With his matinee-idol good looks and prodigious appetite for beautiful women, drugs and alcohol, Beard cut a larger than life figure wherever he went. Awaiting surgery for a shoulder injury after being beaten up by bouncers at a New York nightclub, he asked the anesthesiologist “can I have some of that to go”, while a 1996 Vanity Fair interview famously tells of him emerging from his Hog Ranch tent in a fog of marijuana smoke accompanied by five Ethiopian girls.

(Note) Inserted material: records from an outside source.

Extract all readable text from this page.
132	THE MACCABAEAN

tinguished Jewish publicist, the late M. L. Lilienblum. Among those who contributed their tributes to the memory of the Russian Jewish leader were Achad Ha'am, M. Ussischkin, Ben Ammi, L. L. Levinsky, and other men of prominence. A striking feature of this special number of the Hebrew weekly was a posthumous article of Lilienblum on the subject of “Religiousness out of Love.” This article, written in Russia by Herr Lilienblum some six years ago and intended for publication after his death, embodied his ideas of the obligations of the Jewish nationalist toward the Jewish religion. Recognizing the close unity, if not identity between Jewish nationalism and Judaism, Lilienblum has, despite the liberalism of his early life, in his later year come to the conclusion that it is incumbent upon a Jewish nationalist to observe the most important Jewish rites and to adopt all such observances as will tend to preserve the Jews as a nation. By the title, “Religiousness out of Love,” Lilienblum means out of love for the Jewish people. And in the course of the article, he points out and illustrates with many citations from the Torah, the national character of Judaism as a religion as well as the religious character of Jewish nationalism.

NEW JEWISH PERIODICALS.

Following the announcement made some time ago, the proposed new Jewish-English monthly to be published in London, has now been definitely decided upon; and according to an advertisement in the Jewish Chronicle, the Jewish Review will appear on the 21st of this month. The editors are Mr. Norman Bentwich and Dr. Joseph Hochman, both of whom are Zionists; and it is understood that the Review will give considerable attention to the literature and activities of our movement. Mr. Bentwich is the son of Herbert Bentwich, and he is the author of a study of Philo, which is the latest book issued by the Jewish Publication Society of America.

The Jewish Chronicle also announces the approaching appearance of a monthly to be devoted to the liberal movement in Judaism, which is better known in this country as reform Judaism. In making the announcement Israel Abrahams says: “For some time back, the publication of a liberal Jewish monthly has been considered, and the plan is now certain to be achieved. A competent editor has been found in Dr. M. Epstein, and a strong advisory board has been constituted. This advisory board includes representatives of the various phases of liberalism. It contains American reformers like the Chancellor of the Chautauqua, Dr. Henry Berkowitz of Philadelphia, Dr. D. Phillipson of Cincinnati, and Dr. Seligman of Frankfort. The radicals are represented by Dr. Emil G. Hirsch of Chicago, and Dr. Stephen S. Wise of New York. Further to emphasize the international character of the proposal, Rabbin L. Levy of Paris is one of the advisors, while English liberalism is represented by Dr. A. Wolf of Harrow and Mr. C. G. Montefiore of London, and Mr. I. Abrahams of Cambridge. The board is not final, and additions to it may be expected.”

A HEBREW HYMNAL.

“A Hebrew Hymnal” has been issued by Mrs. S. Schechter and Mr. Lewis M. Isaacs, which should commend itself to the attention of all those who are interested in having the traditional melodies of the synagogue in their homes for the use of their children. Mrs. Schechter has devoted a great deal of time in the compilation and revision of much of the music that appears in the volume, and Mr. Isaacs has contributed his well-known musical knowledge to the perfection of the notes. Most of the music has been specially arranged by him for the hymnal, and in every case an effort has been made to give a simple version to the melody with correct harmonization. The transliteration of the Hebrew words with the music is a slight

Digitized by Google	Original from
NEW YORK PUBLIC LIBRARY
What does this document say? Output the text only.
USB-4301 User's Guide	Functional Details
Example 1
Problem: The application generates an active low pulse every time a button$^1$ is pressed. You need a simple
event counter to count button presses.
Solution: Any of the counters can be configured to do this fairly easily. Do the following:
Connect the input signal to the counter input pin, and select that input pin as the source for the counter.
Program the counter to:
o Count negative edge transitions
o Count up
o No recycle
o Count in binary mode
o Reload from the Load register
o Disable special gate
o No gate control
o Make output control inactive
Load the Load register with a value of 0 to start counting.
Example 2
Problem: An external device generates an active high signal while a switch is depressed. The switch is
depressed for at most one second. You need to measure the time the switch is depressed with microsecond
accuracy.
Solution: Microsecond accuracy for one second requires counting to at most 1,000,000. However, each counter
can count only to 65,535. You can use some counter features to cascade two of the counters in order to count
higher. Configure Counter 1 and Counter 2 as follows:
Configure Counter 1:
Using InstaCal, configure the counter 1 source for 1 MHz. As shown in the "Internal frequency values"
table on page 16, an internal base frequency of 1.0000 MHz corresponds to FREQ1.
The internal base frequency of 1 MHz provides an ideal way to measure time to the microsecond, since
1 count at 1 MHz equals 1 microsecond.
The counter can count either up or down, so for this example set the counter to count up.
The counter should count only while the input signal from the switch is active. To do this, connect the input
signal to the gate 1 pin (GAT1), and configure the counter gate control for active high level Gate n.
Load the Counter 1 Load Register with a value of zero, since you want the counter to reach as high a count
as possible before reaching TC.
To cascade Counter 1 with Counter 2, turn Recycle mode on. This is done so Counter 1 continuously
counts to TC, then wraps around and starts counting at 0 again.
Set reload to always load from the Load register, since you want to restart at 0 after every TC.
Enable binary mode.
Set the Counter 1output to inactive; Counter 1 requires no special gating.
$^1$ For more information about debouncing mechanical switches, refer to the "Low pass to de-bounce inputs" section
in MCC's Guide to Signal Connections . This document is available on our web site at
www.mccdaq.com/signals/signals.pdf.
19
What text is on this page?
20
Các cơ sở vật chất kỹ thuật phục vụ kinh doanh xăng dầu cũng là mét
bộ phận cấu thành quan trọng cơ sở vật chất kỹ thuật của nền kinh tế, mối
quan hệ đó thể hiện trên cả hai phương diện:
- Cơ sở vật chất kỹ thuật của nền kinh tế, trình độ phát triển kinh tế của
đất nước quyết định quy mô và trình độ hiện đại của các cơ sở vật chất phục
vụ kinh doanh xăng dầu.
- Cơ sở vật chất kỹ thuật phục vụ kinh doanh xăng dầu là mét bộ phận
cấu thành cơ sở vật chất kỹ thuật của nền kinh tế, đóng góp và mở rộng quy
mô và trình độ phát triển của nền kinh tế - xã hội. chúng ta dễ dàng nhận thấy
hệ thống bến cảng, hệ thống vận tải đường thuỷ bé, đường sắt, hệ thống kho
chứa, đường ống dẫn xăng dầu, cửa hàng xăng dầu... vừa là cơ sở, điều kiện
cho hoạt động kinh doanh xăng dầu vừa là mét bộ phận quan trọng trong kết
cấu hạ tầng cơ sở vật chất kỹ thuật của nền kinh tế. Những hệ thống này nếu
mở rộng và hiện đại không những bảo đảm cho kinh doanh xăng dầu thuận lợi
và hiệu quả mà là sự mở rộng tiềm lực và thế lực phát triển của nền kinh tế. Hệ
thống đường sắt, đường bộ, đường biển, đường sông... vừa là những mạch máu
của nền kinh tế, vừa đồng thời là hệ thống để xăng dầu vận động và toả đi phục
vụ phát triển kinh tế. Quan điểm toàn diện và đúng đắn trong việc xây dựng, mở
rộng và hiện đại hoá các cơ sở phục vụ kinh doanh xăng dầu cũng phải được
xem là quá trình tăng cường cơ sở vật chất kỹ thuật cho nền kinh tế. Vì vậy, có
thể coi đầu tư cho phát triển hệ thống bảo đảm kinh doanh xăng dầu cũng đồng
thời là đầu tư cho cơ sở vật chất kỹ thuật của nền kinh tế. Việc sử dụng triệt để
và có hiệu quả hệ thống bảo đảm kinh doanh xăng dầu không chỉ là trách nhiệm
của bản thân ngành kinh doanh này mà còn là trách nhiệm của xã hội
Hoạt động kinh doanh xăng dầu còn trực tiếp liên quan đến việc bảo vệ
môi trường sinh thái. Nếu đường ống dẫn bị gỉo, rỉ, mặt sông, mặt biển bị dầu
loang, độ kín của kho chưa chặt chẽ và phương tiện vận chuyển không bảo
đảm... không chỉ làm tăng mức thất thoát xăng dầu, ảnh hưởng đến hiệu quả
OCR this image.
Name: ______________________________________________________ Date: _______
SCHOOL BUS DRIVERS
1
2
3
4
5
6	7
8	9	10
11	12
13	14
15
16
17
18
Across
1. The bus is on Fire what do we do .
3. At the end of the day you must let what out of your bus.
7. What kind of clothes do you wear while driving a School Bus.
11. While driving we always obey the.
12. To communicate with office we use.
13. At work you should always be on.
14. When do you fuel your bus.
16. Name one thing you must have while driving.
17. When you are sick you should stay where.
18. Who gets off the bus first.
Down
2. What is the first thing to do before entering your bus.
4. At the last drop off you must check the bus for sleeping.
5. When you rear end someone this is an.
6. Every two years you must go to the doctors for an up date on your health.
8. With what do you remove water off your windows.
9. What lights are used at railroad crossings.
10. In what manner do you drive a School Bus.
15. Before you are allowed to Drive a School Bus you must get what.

“We were very cozy,” he said, adding: “It’s such a waste, sleep. You’re just lying there.”
Although he married for a final time in 1986, he was frequently estranged from Nejma until a decade later when he narrowly escaped death after being trampled and gored by an elephant while filming a documentary. Doctors gave him almost no chance of surviving, but like an old tusker he pulled through.
Friends say the incident changed him for good.
In the midst of a messy divorce, he and Nejma reconciled and she began exerting a greater influence on his affairs, determined to secure his legacy as well as win greater critical recognition for his art. With major retrospectives in New York and Europe this year, The End Of The Game is again being re-issued with previously unseen new material and is expected to be another publishing sensation.
Fifty years on, Beard appears like the elephants whose demise he chronicled, one of the last magnificent bulls living on the edge of the herd.
“Peter is not a commercial person, that’s his beauty and that’s his downfall,” said Iman in Vanity Fair. “He’s an artist; but he does not live in society; he does not play by their rules. He’s like a wild animal. He would rather have grand disasters than a mediocre life.”
Now the same age at which his idol Blixen died, Beard’s introduction to the original edition seems even more apt: “Nature has seen to it that individuals die but species and cycles live on. Death is the patiently awaited, unfeared fact of delicately poised African life.”